O diagnóstico dele sobre o estado atual das coisas me parece perfeito. Realmente, a administração atual se deixa levar por um conjunto de idéias que não fazem sentido em termos de orientação econômica, exceto se você tiver ingerido álcool acima dos limites permitidos pelo governo. Aliás, Pastore, no mesmo caderno de economia do mesmo Estadão, explica isto em detalhes para o ponto específico da inflação.

Eis, por exemplo, a teoria governamental da inflação explicada:

Se o Banco Central fosse independente talvez pudesse ignorar a diretriz de “evitar um controle mais firme da inflação para gerar um pouco mais de crescimento”. Mas, a exemplo de Costa e Silva, que no relato de Roberto Campos afirmou, quando assumiu a Presidência da República, que o guardião da moeda era ele, e não o Banco Central, nos últimos anos essa visão passou a ter um grande impacto nos que trabalham do terceiro andar do Palácio do Planalto. Por algum tempo nos ares de Brasília surgiu uma nova concepção teórica – a teoria do duplo equilíbrio da inflação brasileira. Embora essa seja uma hipótese sem pé nem cabeça na explicação das elevadas taxas de juros no Brasil, o governo passou a acreditar que a mesma inflação poderia ser produzida quer por uma taxa de juros mais elevada – que segundo eles apenas aumentaria o lucro dos bancos -, e por uma taxa de juros mais baixa. Em 2011, o Banco Central encontrou uma desculpa para atender os desejos do governo. Ela veio de um suposto choque na economia internacional que teria uma magnitude de 25% do choque ocorrido na quebra do Lehman Brothers. O choque não ocorreu e a inflação não caiu, ficando em um nível permanentemente mais elevado, mas tido como razoável pelo novo “guardião da moeda”.

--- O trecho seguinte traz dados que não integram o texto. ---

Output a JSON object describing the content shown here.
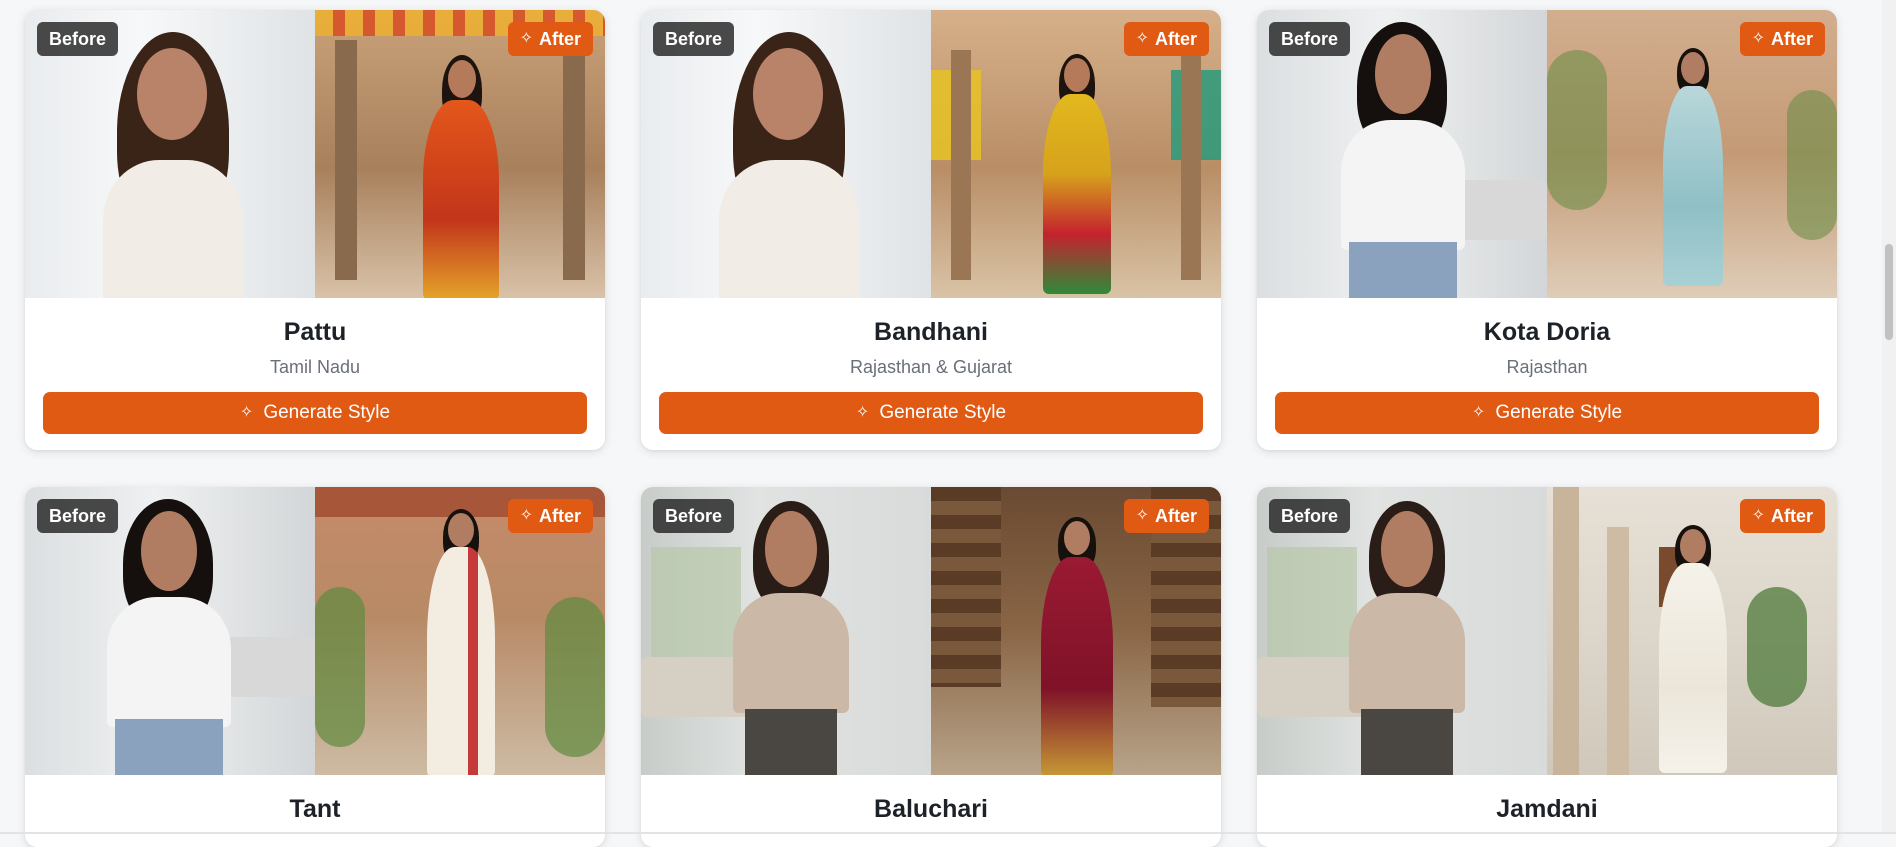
{
  "badges": {
    "before": "Before",
    "after": "After"
  },
  "button_label": "Generate Style",
  "colors": {
    "accent": "#e05a14",
    "badge_dark": "#2a2a2a"
  },
  "cards": [
    {
      "title": "Pattu",
      "region": "Tamil Nadu"
    },
    {
      "title": "Bandhani",
      "region": "Rajasthan & Gujarat"
    },
    {
      "title": "Kota Doria",
      "region": "Rajasthan"
    },
    {
      "title": "Tant",
      "region": ""
    },
    {
      "title": "Baluchari",
      "region": ""
    },
    {
      "title": "Jamdani",
      "region": ""
    }
  ]
}
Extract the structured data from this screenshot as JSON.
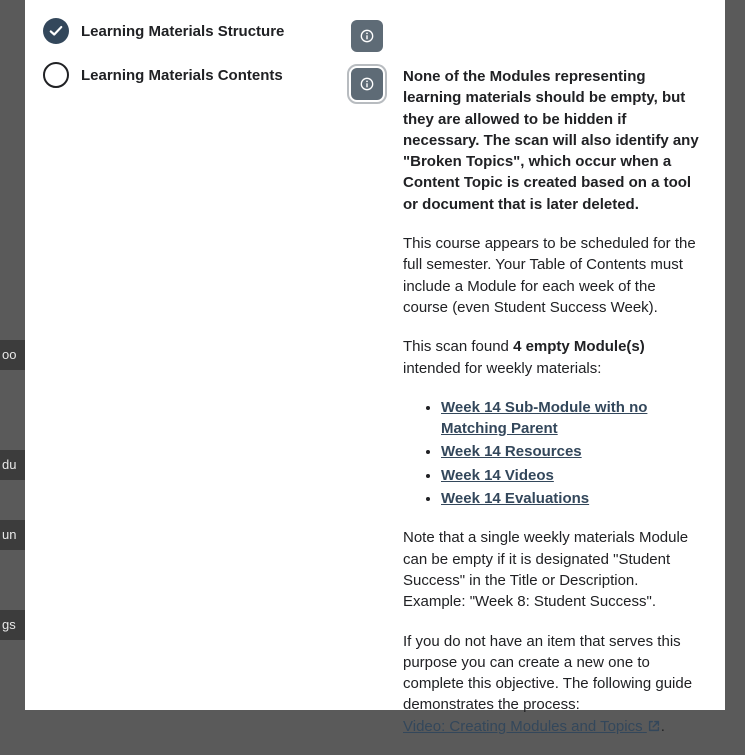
{
  "checklist": {
    "items": [
      {
        "label": "Learning Materials Structure",
        "checked": true
      },
      {
        "label": "Learning Materials Contents",
        "checked": false
      }
    ]
  },
  "info": {
    "intro_bold": "None of the Modules representing learning materials should be empty, but they are allowed to be hidden if necessary. The scan will also identify any \"Broken Topics\", which occur when a Content Topic is created based on a tool or document that is later deleted.",
    "schedule_note": "This course appears to be scheduled for the full semester. Your Table of Contents must include a Module for each week of the course (even Student Success Week).",
    "scan_prefix": "This scan found ",
    "scan_bold": "4 empty Module(s)",
    "scan_suffix": " intended for weekly materials:",
    "empty_modules": [
      "Week 14 Sub-Module with no Matching Parent",
      "Week 14 Resources",
      "Week 14 Videos",
      "Week 14 Evaluations"
    ],
    "exception_note": "Note that a single weekly materials Module can be empty if it is designated \"Student Success\" in the Title or Description. Example: \"Week 8: Student Success\".",
    "guide_intro": "If you do not have an item that serves this purpose you can create a new one to complete this objective. The following guide demonstrates the process:",
    "guide_link": "Video: Creating Modules and Topics",
    "guide_tail": "."
  }
}
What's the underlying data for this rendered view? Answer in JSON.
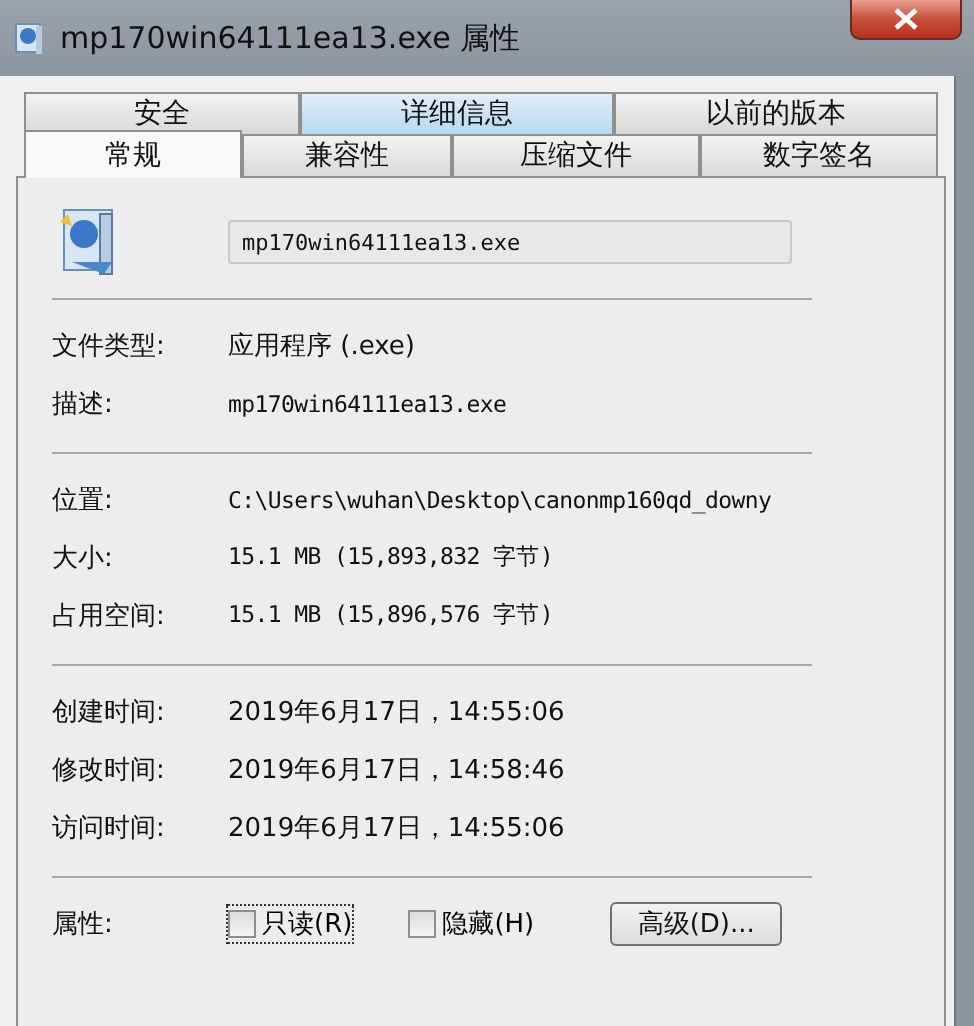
{
  "window": {
    "title": "mp170win64111ea13.exe 属性"
  },
  "tabs_back": [
    {
      "label": "安全",
      "selected": false,
      "hovered": false
    },
    {
      "label": "详细信息",
      "selected": false,
      "hovered": true
    },
    {
      "label": "以前的版本",
      "selected": false,
      "hovered": false
    }
  ],
  "tabs_front": [
    {
      "label": "常规",
      "selected": true,
      "hovered": false
    },
    {
      "label": "兼容性",
      "selected": false,
      "hovered": false
    },
    {
      "label": "压缩文件",
      "selected": false,
      "hovered": false
    },
    {
      "label": "数字签名",
      "selected": false,
      "hovered": false
    }
  ],
  "file_name": {
    "value": "mp170win64111ea13.exe"
  },
  "sections": [
    [
      {
        "label": "文件类型:",
        "value": "应用程序 (.exe)",
        "kind": "sans"
      },
      {
        "label": "描述:",
        "value": "mp170win64111ea13.exe",
        "kind": "mono"
      }
    ],
    [
      {
        "label": "位置:",
        "value": "C:\\Users\\wuhan\\Desktop\\canonmp160qd_downy",
        "kind": "mono"
      },
      {
        "label": "大小:",
        "value": "15.1 MB (15,893,832 字节)",
        "kind": "mono"
      },
      {
        "label": "占用空间:",
        "value": "15.1 MB (15,896,576 字节)",
        "kind": "mono"
      }
    ],
    [
      {
        "label": "创建时间:",
        "value": "2019年6月17日，14:55:06",
        "kind": "sans"
      },
      {
        "label": "修改时间:",
        "value": "2019年6月17日，14:58:46",
        "kind": "sans"
      },
      {
        "label": "访问时间:",
        "value": "2019年6月17日，14:55:06",
        "kind": "sans"
      }
    ]
  ],
  "attributes": {
    "label": "属性:",
    "options": [
      {
        "label": "只读(R)",
        "checked": false,
        "focused": true
      },
      {
        "label": "隐藏(H)",
        "checked": false,
        "focused": false
      }
    ],
    "button": "高级(D)..."
  }
}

Pois é. Você ainda poderia me falar de “estratégia” ou da importância da política fiscal. Ok, então alguém virá me falar do BNDES. Infelizmente, Bacha também nos esclarece quanto aos erros:

E como fica o BNDES?
O BNDES, depois da crise, foi totalmente desvirtuado. O mercado de capitais estava se desenvolvendo e o BNDES se voltando para duas grandes linhas – de complementação do financiamento privado e de especialização em nichos muito críticos, mas que o setor privado não vai atacar, como infraestrutura e alta tecnologia. Mas, de repente, o BNDES virou a mãe de todos os empresários brasileiros. Abriram o Tesouro para ele fazer tudo o que queria e o BNDES se tornou esse Golias – não, Golias não, isso seria uma homenagem. Tornou-se esse gigante balofo que está aí, que, na verdade, em vez de complementar, está substituindo o mercado financeiro, distorcendo a alocação de recursos, criando um orçamento paralelo. O BNDES virou uma desgraça e tem de voltar aos trilhos.

Precisa dizer mais? Bom, eu poderia dizer que a atual presidente ganhou uma fama nunca justificada por sua atuação na administração da Silva como “gerentona” que mudou o modelo do setor elétrico. Bom, em 2012 ela prometeu queda de tarifa e eu disse que isto não iria funcionar. Não apenas erraram o cálculo (sim, erraram), como também não tiveram a mesma honestidade para ir aos meios de comunicação e explicarem que precisarão usar o BNDES ou o Tesouro, ou ambos para se endividarem para nos vender (caro) esta queda de tarifas.

Antes que fizessem isto, erraram de novo, com o modelo defendido pela presidente em sua época de ministra com fama de “gerentona” e agora o papo é que a conta em 2015 virá mais cara. Só não vem este ano porque o governo que, segundo o ministro Mantega, “acabou com o ciclo político-econômico”, enfrenta eleições este ano.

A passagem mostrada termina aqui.